Posted in Books, Family/Parenting, History, Media Archive, Monographs, Politics/Public Policy, Social Science, United States on 2009-10-29 03:15Z by Steven

Race Mixing: Black-White Marriage in Postwar America

Harvard University Press
April 2003
382 pages
11 halftones, 1 line drawing
ISBN 13: 978-0-674-01033-8
ISBN 10: 0-674-01033-7

Renee C. Romano, Professor of History, Comparative American Studies, and Africana Studies
Oberlin College

Marriage between blacks and whites is a longstanding and deeply ingrained taboo in American culture. On the eve of World War II, mixed-race marriage was illegal in most states, politicians argued for segregated facilities in order to prevent race mixing, and interracial couples risked public hostility, legal action, even violence. Yet, sixty years later, black-white marriage is no longer illegal or a divisive political issue, and the number of such couples and their mixed-race children has risen dramatically. Renee Romano explains how and why such marriages have gained acceptance, and what this tells us about race relations in contemporary America.

Although significant numbers of both blacks and whites still oppose interracial marriage, larger historical forces have greatly diminished overt racism and shaped a new consciousness about mixed-race families. The social revolutions of the 1950s and ’60s (with their emphasis on individualism and nonconformity), the legal sanctions of new civil rights laws, and a decline in the institutional stability of marriage have all contributed to the growing tolerance for interracial relationships.
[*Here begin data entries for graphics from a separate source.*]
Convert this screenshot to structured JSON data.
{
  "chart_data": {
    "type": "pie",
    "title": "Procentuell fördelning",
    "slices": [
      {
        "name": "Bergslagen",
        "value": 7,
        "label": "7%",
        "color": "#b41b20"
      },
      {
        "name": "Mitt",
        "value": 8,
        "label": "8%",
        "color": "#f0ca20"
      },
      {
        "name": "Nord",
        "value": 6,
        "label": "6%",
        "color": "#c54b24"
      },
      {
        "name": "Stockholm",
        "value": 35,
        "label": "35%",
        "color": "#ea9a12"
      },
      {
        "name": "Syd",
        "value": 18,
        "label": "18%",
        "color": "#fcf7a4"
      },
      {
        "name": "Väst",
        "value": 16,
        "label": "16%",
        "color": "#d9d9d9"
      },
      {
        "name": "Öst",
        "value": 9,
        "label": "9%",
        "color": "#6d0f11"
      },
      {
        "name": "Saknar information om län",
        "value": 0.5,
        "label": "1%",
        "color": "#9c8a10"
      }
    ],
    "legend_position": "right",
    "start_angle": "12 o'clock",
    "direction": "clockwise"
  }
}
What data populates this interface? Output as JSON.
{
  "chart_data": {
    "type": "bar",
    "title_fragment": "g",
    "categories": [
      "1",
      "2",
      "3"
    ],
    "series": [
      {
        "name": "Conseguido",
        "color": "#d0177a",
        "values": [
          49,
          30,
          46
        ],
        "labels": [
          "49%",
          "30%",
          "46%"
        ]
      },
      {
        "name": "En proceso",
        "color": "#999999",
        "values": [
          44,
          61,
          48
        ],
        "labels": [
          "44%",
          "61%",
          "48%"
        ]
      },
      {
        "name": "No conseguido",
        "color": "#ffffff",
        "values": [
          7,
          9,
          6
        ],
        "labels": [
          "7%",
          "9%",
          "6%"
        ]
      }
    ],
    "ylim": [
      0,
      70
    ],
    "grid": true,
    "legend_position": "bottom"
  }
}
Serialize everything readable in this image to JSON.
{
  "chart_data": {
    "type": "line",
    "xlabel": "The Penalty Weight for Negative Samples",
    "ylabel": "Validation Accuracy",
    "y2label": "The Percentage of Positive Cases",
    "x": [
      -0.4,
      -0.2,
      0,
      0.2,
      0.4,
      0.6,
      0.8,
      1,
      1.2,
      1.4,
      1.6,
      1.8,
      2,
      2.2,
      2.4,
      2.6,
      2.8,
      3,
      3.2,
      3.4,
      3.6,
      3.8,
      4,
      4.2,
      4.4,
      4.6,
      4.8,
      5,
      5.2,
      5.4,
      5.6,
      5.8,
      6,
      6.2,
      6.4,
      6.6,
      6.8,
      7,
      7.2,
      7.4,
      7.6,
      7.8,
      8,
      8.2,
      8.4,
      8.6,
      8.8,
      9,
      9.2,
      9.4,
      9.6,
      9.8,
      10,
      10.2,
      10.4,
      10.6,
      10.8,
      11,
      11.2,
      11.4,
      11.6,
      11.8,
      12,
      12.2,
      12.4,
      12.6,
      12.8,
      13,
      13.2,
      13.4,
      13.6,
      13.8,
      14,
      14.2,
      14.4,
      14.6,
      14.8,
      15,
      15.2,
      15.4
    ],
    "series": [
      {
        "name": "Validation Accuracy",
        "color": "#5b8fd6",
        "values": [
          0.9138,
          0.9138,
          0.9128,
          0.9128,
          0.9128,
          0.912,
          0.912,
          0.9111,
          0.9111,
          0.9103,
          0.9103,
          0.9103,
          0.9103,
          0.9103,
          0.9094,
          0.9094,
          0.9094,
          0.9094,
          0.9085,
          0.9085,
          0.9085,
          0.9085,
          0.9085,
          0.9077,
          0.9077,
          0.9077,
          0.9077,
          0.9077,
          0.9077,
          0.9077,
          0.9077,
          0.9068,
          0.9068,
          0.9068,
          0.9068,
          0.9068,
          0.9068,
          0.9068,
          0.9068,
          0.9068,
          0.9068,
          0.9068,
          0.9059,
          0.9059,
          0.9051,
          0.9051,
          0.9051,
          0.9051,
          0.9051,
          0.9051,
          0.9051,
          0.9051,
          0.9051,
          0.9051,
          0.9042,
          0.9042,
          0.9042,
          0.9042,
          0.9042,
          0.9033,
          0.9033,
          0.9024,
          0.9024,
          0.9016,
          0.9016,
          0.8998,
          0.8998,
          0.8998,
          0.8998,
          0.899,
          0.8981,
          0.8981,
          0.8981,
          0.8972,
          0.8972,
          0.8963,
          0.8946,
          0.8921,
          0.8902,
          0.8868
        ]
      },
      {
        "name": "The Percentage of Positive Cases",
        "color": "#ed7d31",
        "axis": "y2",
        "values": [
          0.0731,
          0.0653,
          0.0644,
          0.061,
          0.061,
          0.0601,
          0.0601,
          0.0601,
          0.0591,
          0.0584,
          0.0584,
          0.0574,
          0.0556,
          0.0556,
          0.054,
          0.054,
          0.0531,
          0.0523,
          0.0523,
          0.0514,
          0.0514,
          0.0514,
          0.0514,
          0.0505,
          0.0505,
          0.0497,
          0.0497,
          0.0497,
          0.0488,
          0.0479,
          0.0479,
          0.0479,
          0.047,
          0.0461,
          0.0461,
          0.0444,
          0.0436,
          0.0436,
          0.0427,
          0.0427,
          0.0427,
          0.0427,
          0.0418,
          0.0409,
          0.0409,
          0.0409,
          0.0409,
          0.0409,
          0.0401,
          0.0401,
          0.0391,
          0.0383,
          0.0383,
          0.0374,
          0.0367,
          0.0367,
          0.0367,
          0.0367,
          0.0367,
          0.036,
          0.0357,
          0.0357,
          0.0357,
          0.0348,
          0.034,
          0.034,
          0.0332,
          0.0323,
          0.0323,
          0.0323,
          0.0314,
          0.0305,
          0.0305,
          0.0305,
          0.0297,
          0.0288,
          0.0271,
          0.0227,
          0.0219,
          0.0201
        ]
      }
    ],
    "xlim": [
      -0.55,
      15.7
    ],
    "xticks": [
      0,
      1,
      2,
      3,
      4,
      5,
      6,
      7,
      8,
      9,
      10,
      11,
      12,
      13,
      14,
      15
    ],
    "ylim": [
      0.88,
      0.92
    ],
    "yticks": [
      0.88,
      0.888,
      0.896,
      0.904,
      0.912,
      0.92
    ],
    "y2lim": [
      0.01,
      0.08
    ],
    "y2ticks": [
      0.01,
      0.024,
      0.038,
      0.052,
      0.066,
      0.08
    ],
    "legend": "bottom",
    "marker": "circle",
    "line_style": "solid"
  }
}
Telling the powerful stories of couples who married across the color line, Romano shows how cultural shifts are lived by individuals, and how they have enabled mixed couples to build supportive communities for themselves and their children.

However, Romano warns that the erosion of this taboo does not mean that racism no longer exists. The history of interracial marriage helps us understand the extent to which America has overcome its racist past, and how much further we must go to achieve meaningful racial equality.